The acting state climatologist says last week was 16 to 19 degrees below average, with freezing temperatures every night. Today, we talk about planting expensive and vulnerable seed into such conditions.
Seed treatments have been coming to market, in the past few years, with promise to allow sprouting and emerging without being damaged by soil pests. As with anything, it is more complicated than the advertising says. A look at seed treatments and how they help protect the plant in the program below.
AUDIO: Profit Matters 4-10-18
Farmers are very interested in getting the best return possible on all their input investments including fertilizer, crop protection and seed treatments, especially with current commodity prices.

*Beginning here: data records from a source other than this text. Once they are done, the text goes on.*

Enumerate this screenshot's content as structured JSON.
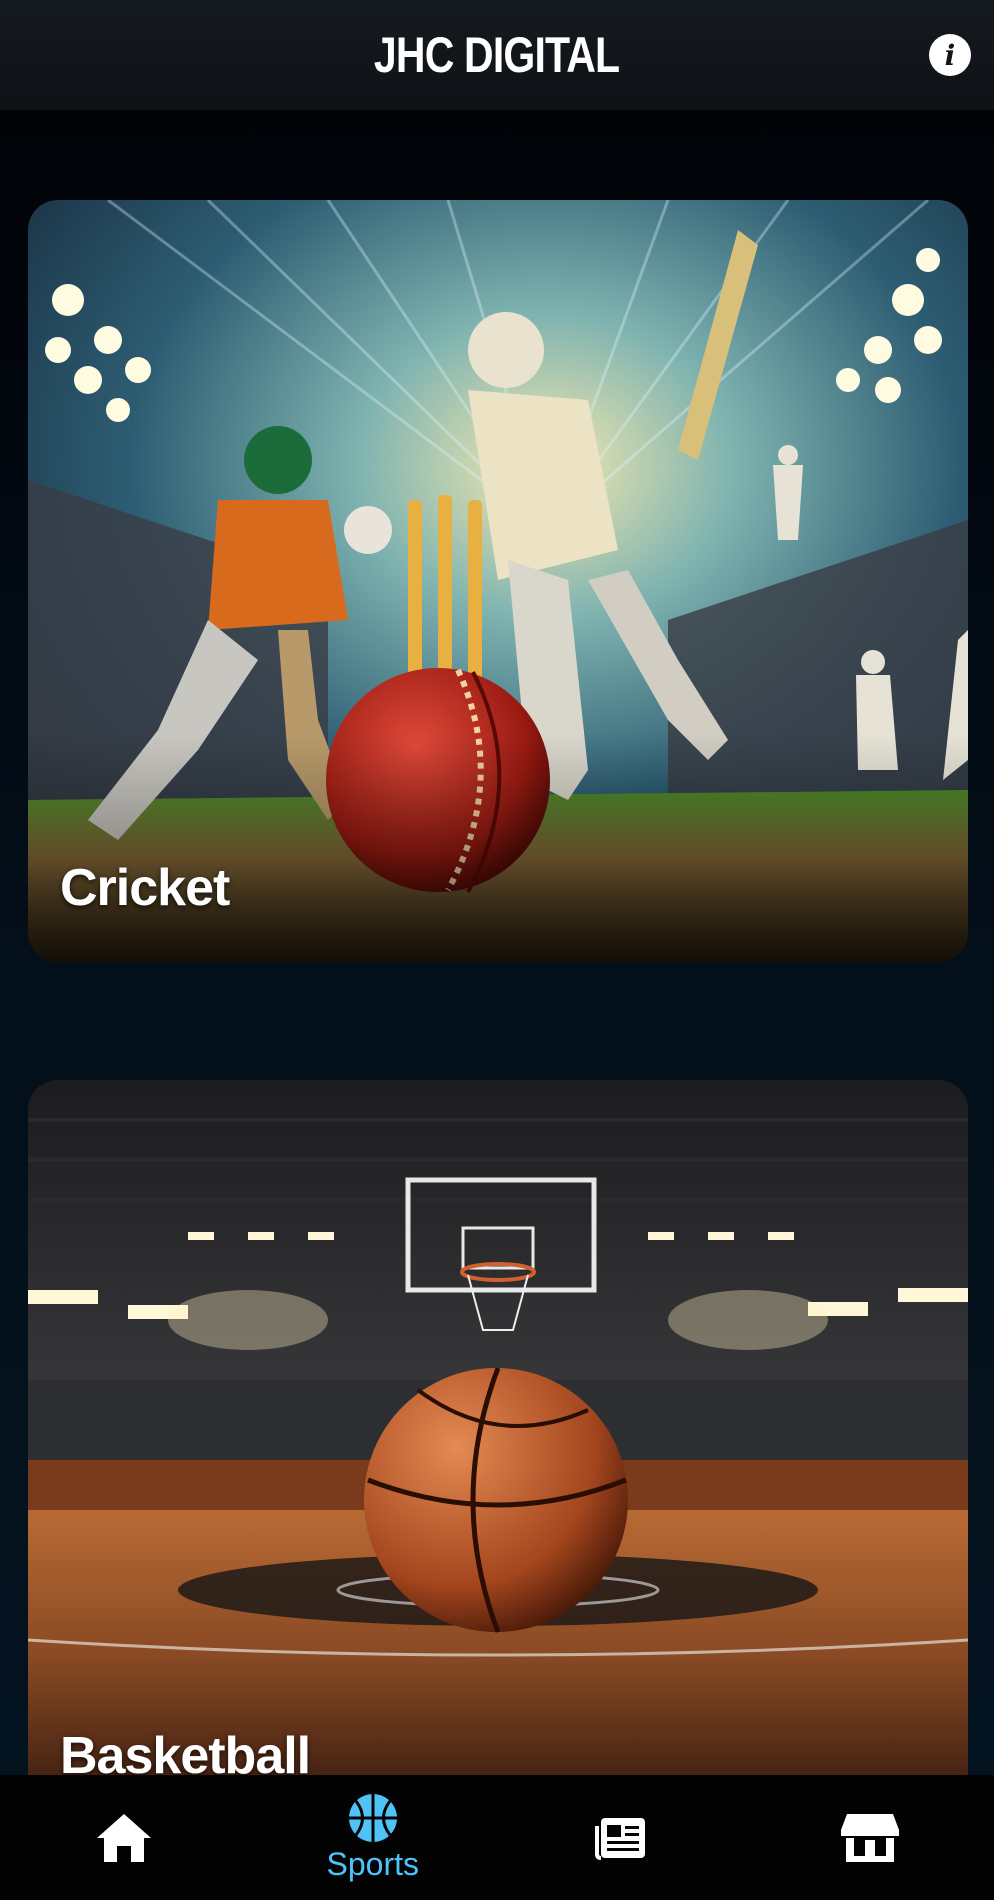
{
  "header": {
    "title": "JHC DIGITAL",
    "info_icon": "info-icon"
  },
  "cards": [
    {
      "label": "Cricket",
      "image": "cricket-players-stadium-illustration"
    },
    {
      "label": "Basketball",
      "image": "basketball-court-arena-illustration"
    }
  ],
  "nav": {
    "items": [
      {
        "icon": "home-icon",
        "label": ""
      },
      {
        "icon": "basketball-icon",
        "label": "Sports",
        "active": true
      },
      {
        "icon": "newspaper-icon",
        "label": ""
      },
      {
        "icon": "store-icon",
        "label": ""
      }
    ]
  },
  "colors": {
    "accent": "#4fc3f7",
    "header_bg": "#151a20",
    "nav_bg": "#030303"
  }
}
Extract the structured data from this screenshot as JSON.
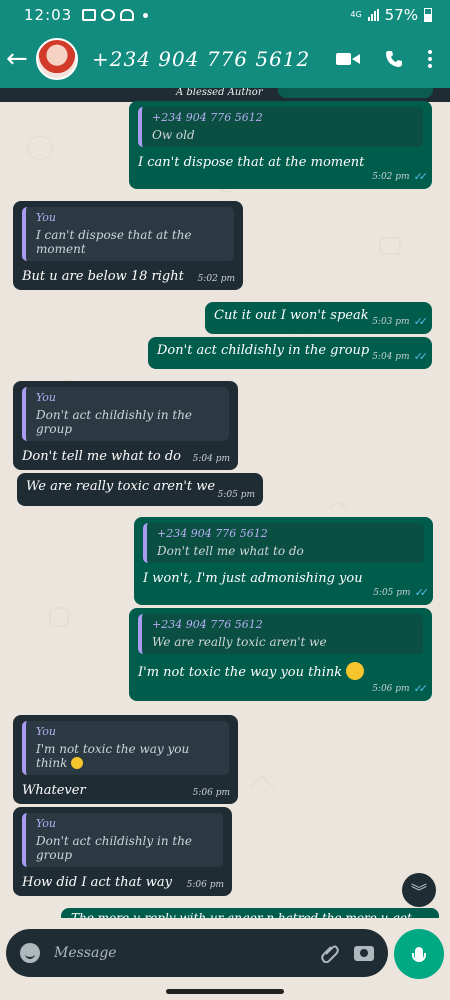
{
  "status": {
    "time": "12:03",
    "network": "4G",
    "battery": "57%"
  },
  "header": {
    "back_label": "←",
    "contact": "+234 904 776 5612"
  },
  "top_strip": {
    "text": "A blessed Author"
  },
  "messages": [
    {
      "quote_name": "+234 904 776 5612",
      "quote_text": "Ow old",
      "text": "I can't dispose that at the moment",
      "time": "5:02 pm"
    },
    {
      "quote_name": "You",
      "quote_text": "I can't dispose that at the moment",
      "text": "But u are below 18 right",
      "time": "5:02 pm"
    },
    {
      "text": "Cut it out I won't speak",
      "time": "5:03 pm"
    },
    {
      "text": "Don't act childishly in the group",
      "time": "5:04 pm"
    },
    {
      "quote_name": "You",
      "quote_text": "Don't act childishly in the group",
      "text": "Don't tell me what to do",
      "time": "5:04 pm"
    },
    {
      "text": "We are really toxic aren't we",
      "time": "5:05 pm"
    },
    {
      "quote_name": "+234 904 776 5612",
      "quote_text": "Don't tell me what to do",
      "text": "I won't, I'm just admonishing you",
      "time": "5:05 pm"
    },
    {
      "quote_name": "+234 904 776 5612",
      "quote_text": "We are really toxic aren't we",
      "text": "I'm not toxic the way you think",
      "time": "5:06 pm"
    },
    {
      "quote_name": "You",
      "quote_text": "I'm not toxic the way you think",
      "text": "Whatever",
      "time": "5:06 pm"
    },
    {
      "quote_name": "You",
      "quote_text": "Don't act childishly in the group",
      "text": "How did I act that way",
      "time": "5:06 pm"
    }
  ],
  "peek_text": "The more u reply with ur anger n hatred the more u get",
  "input": {
    "placeholder": "Message"
  },
  "colors": {
    "header": "#128c7e",
    "outgoing": "#005c4b",
    "incoming": "#202c33",
    "read_ticks": "#53bdeb",
    "mic": "#00a884"
  }
}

Protecting crops from disease and insects is a major concern for farmers.
Travis Palmquist, seed improvement specialist with West Central Distribution, discusses the difference between systemic and contact seed treatments, and how each helps protect the plant.
“A contact seed treatment provides a protective zone around a seed or seedling. It’s the first line of defense in a seed treatment formulation,” Palmquist said. “A systemic seed treatment on the other hand is absorbed by the plant and moves readily throughout it. Systemic pesticides generally have longer residual and can give additional protection for diseases that appear a little later in the season.”
Palmquist explains why seed treatments are an important investment and why they should be part of a farmer’s crop management plan this year.
“An investment in seed treatments, as part of a strong crop management plan, can help farmers achieve the higher yields they strive to produce each growing season and provide a good return on investment,” Palmquist said. “Some pests attack the seed or seedling before they have even had a chance to develop, negatively influencing the crop’s progress throughout the growing season and impacting yield at harvest. Seed treatments play a critical role in protecting seedlings against diseases and insect pressures from the moment they are planted.”